The most simple method of understanding the blockchain is thinking of it in terms of a digital bank operating system. A blockchain is a decentralised (meaning not one institution has custody over it) digital ledger that tracks transactions using secure and trustless protocols.

 

Imagine a hive of computers (known as nodes) that constantly battle each other to compute and process all transactions that took place at any given time. The first to solve the challenge and ‘compile the correct ledger’ gets rewarded; meaning that no one computer or person can fake a transaction as all the others would flag it.


Trust is incentivised.

But blockchain, cryptocurrency and Bitcoin are not the same. Bitcoin is a cryptocurrency, like rand or dollars, that run on a blockchain. These cryptocurrencies (like Bitcoin and Ethereum) are merely a few lines of code (known colloquially as tokens) in a ‘smart’ contract that gets executed.


A smart contract is usually coded in 'Solidity'.


For example, person A (denoted as number, say 0x62793..982) sent money (or tokens) to person B (say 0x8734...123) and the entire transaction is recorded as transaction number 0x347...896. These numbers are all open and transparent on the blockchain, making things such as token provenance and authentication (in the event of NFTs) so valuable.


In other words, imagine a large marble block engraved with all of the transactions of the blockchain. Say you want to send 10 tokens to a friend. All the nodes (computers) go back to the older marble blocks to check whether you have 10 tokens to begin with, as these blocks cannot be altered and show all transactions publicly.

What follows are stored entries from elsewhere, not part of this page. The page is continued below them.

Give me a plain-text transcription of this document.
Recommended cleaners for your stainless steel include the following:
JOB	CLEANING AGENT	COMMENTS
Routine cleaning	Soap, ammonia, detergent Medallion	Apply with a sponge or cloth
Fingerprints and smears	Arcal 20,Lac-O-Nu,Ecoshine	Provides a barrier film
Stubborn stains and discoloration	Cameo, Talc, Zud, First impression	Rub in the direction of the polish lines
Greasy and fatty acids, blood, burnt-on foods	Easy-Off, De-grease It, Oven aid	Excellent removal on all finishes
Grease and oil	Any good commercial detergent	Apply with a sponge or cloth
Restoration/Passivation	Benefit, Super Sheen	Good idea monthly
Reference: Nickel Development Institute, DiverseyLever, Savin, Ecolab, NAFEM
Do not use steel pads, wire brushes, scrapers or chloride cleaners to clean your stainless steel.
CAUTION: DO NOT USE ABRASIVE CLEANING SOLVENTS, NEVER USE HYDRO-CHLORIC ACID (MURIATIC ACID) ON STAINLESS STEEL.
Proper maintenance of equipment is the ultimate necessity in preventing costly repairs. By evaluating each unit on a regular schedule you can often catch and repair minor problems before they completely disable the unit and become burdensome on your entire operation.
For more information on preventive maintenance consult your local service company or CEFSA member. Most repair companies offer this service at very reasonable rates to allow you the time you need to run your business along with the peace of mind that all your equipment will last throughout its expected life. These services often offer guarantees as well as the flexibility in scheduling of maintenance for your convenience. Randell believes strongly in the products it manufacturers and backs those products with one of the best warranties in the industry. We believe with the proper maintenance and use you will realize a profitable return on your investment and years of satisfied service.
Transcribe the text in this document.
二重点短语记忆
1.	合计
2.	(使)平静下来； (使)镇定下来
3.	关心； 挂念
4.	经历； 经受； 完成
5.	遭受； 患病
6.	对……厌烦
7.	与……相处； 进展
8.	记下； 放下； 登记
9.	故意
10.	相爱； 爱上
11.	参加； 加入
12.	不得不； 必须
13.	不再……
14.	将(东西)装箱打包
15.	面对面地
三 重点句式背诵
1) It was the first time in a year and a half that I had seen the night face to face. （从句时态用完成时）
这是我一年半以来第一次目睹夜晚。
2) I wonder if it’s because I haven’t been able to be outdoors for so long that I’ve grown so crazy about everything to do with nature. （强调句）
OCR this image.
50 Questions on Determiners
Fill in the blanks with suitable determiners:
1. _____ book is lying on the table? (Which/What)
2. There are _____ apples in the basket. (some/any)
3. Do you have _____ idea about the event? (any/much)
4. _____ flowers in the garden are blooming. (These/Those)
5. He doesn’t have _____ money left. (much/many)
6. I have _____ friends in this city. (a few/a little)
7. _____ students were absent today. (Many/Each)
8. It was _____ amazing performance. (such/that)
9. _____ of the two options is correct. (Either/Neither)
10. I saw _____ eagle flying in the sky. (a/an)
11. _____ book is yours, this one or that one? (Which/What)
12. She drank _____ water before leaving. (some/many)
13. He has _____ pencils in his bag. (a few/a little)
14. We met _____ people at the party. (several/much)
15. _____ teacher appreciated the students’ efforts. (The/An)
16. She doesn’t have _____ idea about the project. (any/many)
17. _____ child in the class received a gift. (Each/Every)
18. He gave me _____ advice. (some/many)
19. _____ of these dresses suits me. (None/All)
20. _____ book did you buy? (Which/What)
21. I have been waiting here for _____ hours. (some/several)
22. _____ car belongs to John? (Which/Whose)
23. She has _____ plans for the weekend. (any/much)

Once verified, the nodes make an engraving on the new block stating that you will have 10 fewer tokens and that your friend will have 10 more tokens.


And that’s that.



Cryptocurrency is merely one use case for blockchain, it can also be used in Decentralised Finance, Decentralised Autonomous organisations (DAOs), dApps and NFTs (or digital collectibles) in art, fashion, music and many more. Blockchain is fantastic, and when utilised responsibly, with the correct environmental concerns taken into consideration, it can truly add a ton of value to almost each industry.